18 mars 2014

Il y a 100 ans : Les tribulations d’un Malgache (1)

Le Courrier colonial n’est pas un organe exclusivement indigénophile ; aussi, les gens à l’esprit étroit le traitent-ils assez volontiers d’indigénophobe, bien qu’il n’ait jamais préconisé l’application d’un pareil… barbarisme.
Au risque de contrister nos adversaires et les plonger dans une profonde stupeur, nous devons dire qu’il nous arrive fréquemment de recevoir, des sujets de la France, de longues listes de doléances, et de signaler leurs plaintes lorsqu’elles nous paraissent justifiées.
Oyez, ainsi, l’histoire d’un pauvre Malgache qui vient de faire l’expérience des ahurissantes complications des lois et règlements introduits par nous dans son pays.
Il avait quitté, avec sa femme, la province qu’il habitait, pour aller travailler chez un colon dont les plantations se trouvaient situées dans une autre partie de l’île.
Quelques mois après, sa femme se trouve enceinte. C’est un accident qui peut arriver à toutes les femmes, même malgaches.
Ne pouvant lui donner tous les soins que réclame son état, il l’envoie faire ses couches dans son pays natal, c’est-à-dire dans la province voisine.
L’enfant naît.
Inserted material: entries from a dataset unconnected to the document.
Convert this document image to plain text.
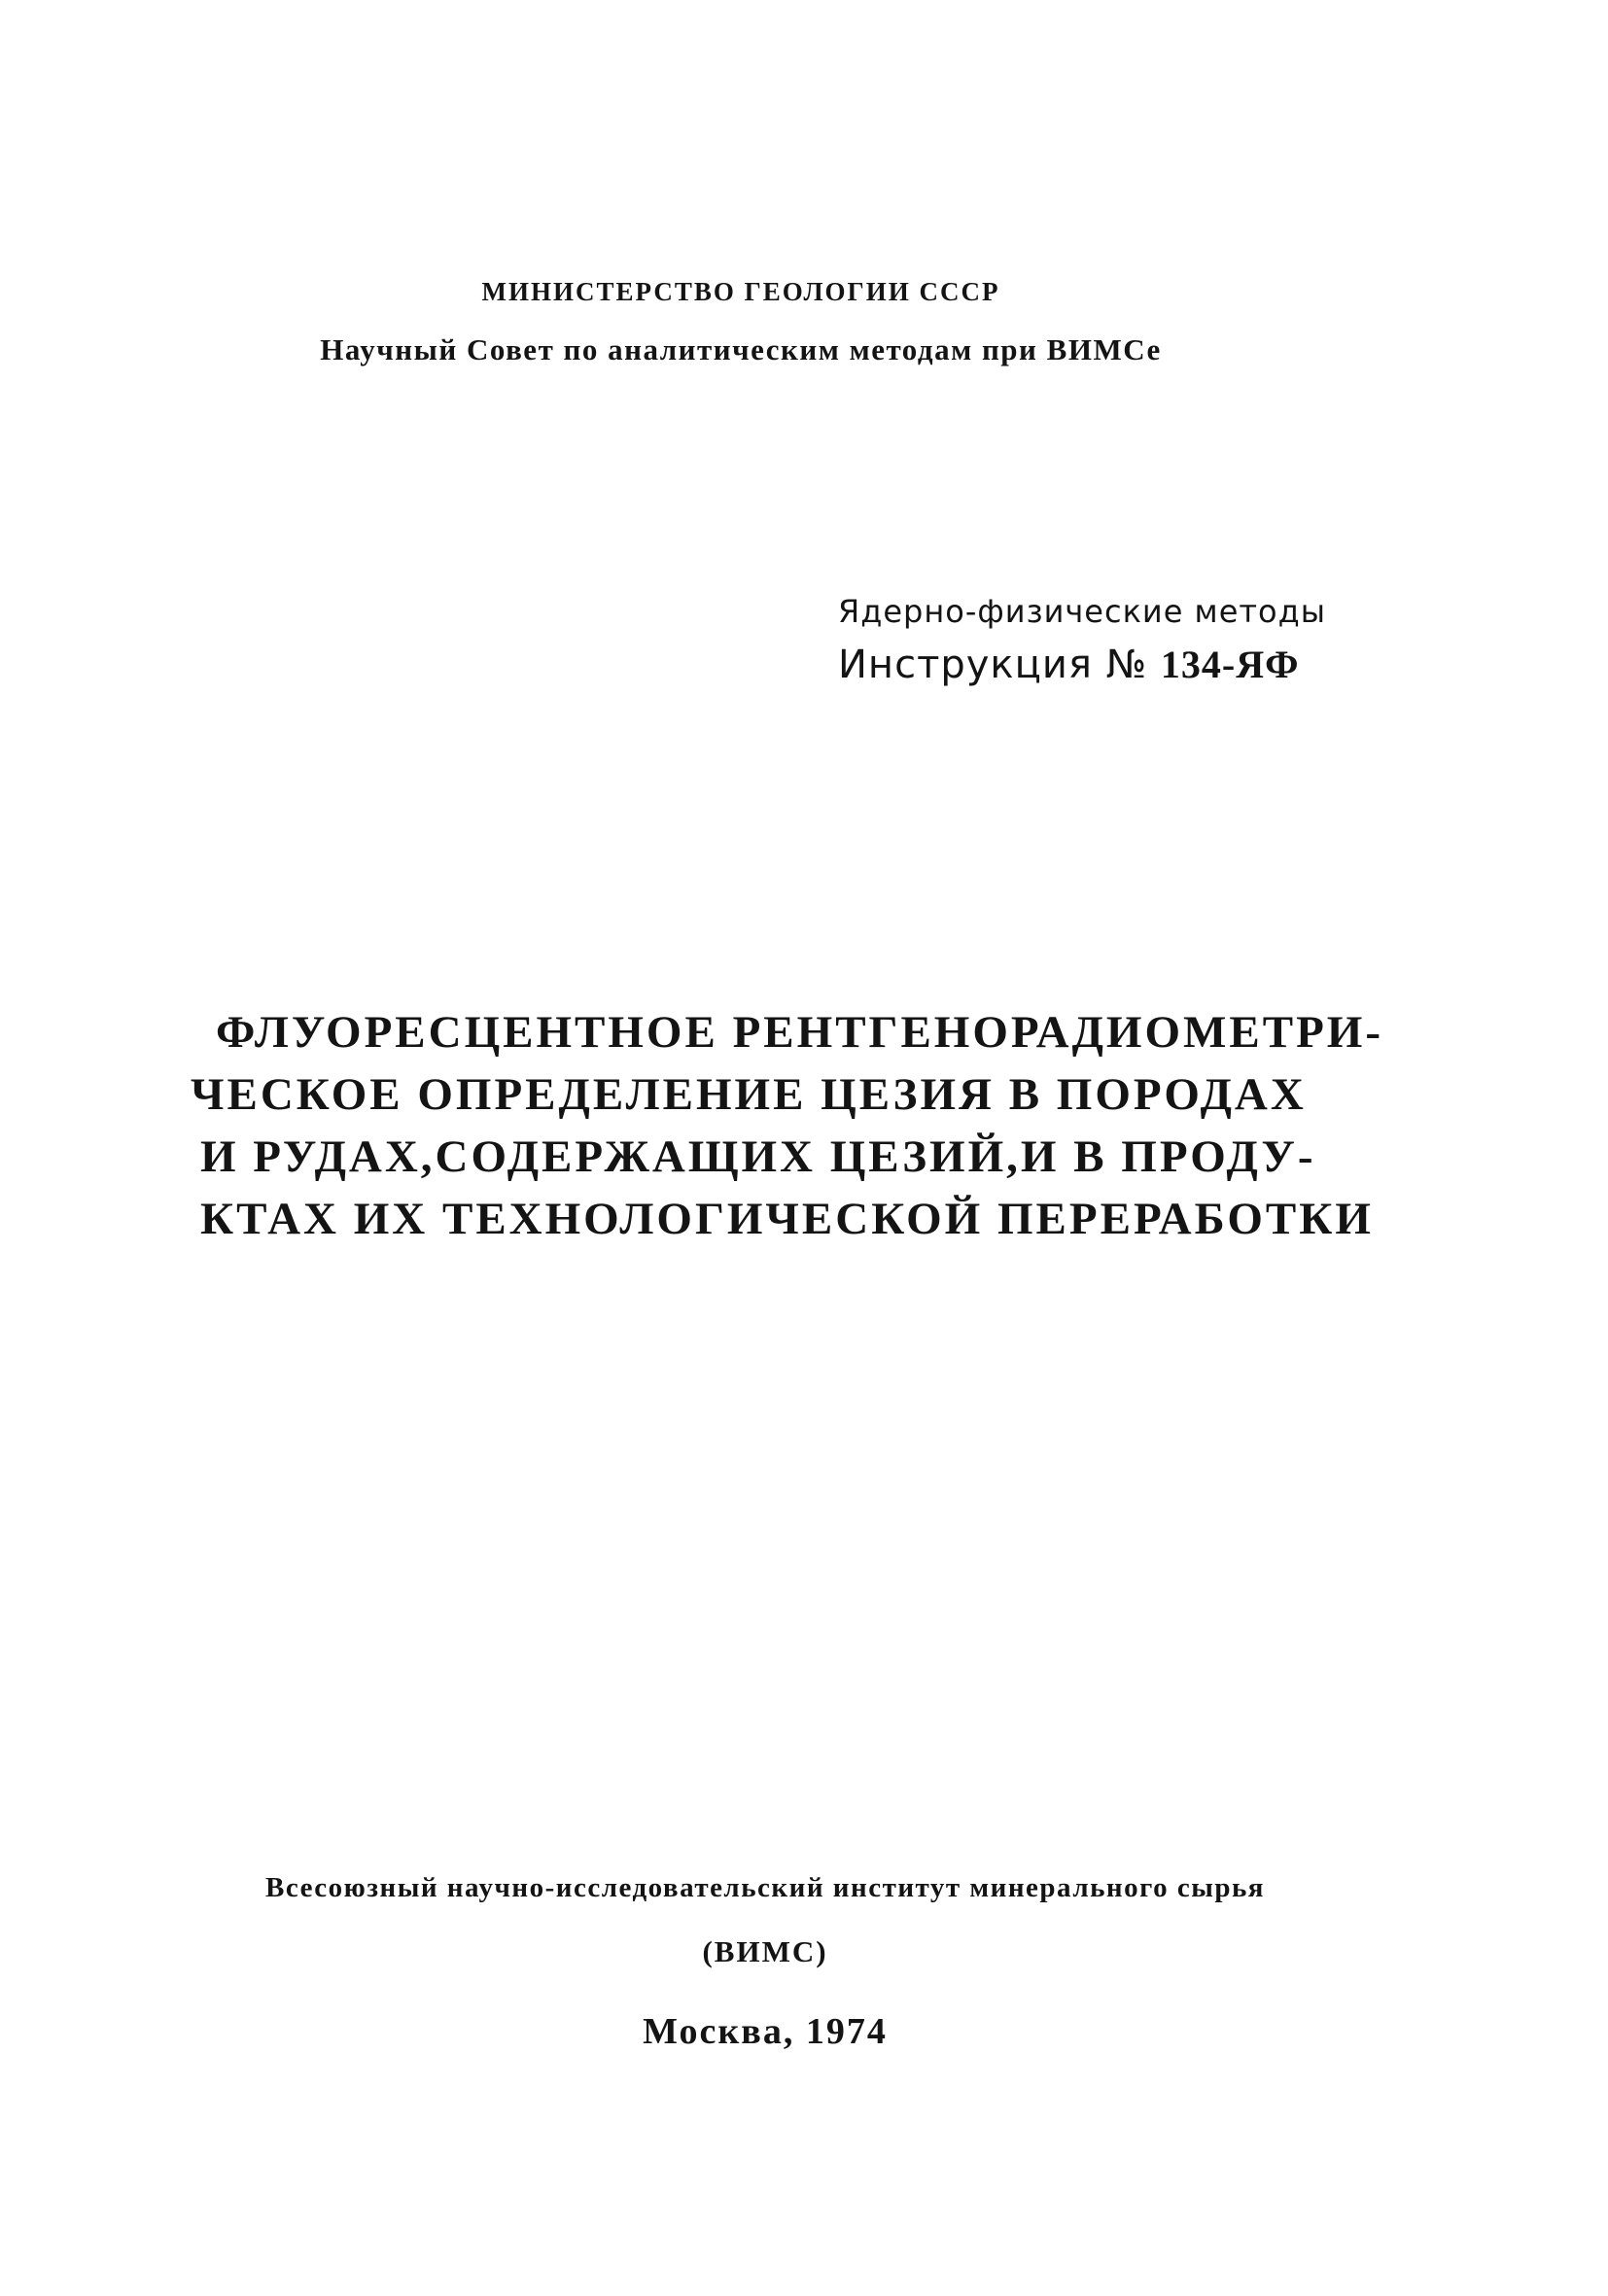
МИНИСТЕРСТВО ГЕОЛОГИИ СССР
Научный Совет по аналитическим методам при ВИМСе
Ядерно-физические методы
Инструкция № 134-ЯФ
ФЛУОРЕСЦЕНТНОЕ РЕНТГЕНОРАДИОМЕТРИ-
ЧЕСКОЕ ОПРЕДЕЛЕНИЕ ЦЕЗИЯ В ПОРОДАХ
И РУДАХ,СОДЕРЖАЩИХ ЦЕЗИЙ,И В ПРОДУ-
КТАХ ИХ ТЕХНОЛОГИЧЕСКОЙ ПЕРЕРАБОТКИ
Всесоюзный научно-исследовательский институт минерального сырья
(ВИМС)
Москва, 1974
La mère, fidèle aux recommandations de son mari, l’apporte au « lehibe », chargé de recevoir les déclarations de naissance des enfants issus de ses administrés.
— Es-tu d’ici, lui demande le fonctionnaire bronzé ?
— Oui, répond-elle, et mon enfant est né chez mes parents qui habitent le village. Mais moi, je suis partie avec mon mari dans une autre province.
— Alors, tu n’appartiens plus à mon village, puisque tu as suivi ton mari dans la province voisine, c’est donc là-bas, où il a été fait, qu’il faut aller déclarer ton « gazy ».
La mère, respectueuse de « l’autorité », rentre tranquillement chez ses parents et, quelque temps après, retourne chez son mari, à qui elle raconte l’incident.
Insouciant comme tous ceux de sa race, ce dernier juge que rien ne presse. Il ne se doute pas, le malheureux, de l’importance qu’attache le civilisé aux formalités de l’état-civil.
Enfin, après plusieurs semaines, il se présente tranquillement avec sa femme et sa progéniture, devant le gouverneur indigène de l’endroit.